Returns a 2-tuple consisting of 1) a string containing what would normally be the contents of an entire FASTA file for all the RNA genes found followed by 2) a reference to a list of RNA genes found. Each gene found will be represented by a 5-tuple containing an ID for the gene, the ID of the contig containing it, the starting offset, the ending offset, and the name of the RNA found.
my $result = $annoObject->assign_functions_to_dna($args)
Analyze DNA sequences and output regions that probably belong to FIGfams. The selected regions will be high-probability candidates for protein encoding sequences.
Reference to a hash containing the parameters. The allowable parameter fields are as follows.
The sequences to be analyzed. This may take one of two forms:
1. An file handle that is open for reading from a file of DNA sequences in FASTA format, or
2. A reference to a list of sequence data entries. Each entry is a triple of strings [sequence-id, comment, dna-sequence-data].

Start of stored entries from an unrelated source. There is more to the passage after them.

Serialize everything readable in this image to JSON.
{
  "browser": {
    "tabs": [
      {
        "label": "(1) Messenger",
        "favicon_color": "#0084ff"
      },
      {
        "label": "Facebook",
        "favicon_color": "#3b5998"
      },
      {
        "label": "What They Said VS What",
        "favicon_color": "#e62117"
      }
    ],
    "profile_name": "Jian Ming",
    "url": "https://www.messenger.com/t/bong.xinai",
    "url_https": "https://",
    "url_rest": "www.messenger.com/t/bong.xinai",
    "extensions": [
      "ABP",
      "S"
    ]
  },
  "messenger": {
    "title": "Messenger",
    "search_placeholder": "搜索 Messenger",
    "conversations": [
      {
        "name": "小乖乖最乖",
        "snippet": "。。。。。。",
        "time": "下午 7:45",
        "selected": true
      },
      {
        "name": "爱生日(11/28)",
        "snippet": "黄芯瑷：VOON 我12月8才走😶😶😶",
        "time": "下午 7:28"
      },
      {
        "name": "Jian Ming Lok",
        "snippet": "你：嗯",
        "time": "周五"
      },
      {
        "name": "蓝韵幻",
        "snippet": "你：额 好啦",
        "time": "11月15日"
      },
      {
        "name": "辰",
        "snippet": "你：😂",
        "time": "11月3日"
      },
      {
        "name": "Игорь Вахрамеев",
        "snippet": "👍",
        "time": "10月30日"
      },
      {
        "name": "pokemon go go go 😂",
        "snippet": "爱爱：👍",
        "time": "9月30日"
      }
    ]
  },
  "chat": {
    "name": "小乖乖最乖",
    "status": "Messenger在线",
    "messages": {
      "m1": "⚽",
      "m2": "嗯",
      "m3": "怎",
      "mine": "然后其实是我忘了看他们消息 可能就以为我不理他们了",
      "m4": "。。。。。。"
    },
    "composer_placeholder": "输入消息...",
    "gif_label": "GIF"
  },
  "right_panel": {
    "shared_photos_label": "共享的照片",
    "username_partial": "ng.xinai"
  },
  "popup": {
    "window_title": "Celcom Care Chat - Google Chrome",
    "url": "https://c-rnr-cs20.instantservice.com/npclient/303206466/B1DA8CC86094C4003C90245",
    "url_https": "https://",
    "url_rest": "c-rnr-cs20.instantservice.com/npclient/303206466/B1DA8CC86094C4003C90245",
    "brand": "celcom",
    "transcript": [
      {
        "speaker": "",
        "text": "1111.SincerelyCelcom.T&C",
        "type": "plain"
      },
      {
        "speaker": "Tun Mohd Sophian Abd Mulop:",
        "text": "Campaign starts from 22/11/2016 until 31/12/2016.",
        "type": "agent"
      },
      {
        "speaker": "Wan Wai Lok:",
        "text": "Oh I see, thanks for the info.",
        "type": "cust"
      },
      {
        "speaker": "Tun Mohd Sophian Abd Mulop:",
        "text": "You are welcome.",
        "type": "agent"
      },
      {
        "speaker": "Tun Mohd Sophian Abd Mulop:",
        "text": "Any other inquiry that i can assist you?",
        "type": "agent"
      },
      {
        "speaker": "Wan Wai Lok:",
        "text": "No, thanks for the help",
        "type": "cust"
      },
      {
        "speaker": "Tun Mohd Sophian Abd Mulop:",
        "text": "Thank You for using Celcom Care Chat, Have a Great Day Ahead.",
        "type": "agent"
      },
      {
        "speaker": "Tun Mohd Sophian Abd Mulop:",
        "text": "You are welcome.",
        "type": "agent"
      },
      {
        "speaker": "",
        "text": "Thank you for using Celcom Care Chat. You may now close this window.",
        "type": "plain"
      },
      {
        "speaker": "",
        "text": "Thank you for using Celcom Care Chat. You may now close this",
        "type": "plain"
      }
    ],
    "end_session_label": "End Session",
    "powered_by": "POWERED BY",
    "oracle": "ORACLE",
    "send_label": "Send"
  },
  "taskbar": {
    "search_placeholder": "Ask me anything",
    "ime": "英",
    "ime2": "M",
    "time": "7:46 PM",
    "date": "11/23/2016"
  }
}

Specify the kmer size to use for analysis (valid sizes are 7 - 12).
A number from 1 to 10, indicating the minimum number of matches required to consider a protein as a candidate for assignment to a FIGfam. A higher value indicates a more reliable matching algorithm; the default is 3
.
When looking for a match, if two sequence elements match and are closer than this distance, then they will be considered part of a single match. Otherwise, the match will be split. The default is 600
.
Returns a Result Handle. Call get_next
on the result handle to get back a data item. Each item sent back by the result handle is a 2-tuple containing an incoming contig ID and a reference to a list of hit regions. Each hit region is a 5-tuple consisting of the number of matches to the function, the start location, the stop location, the proposed function, and the name of the Genome Set (OTU) from which the gene is likely to have originated.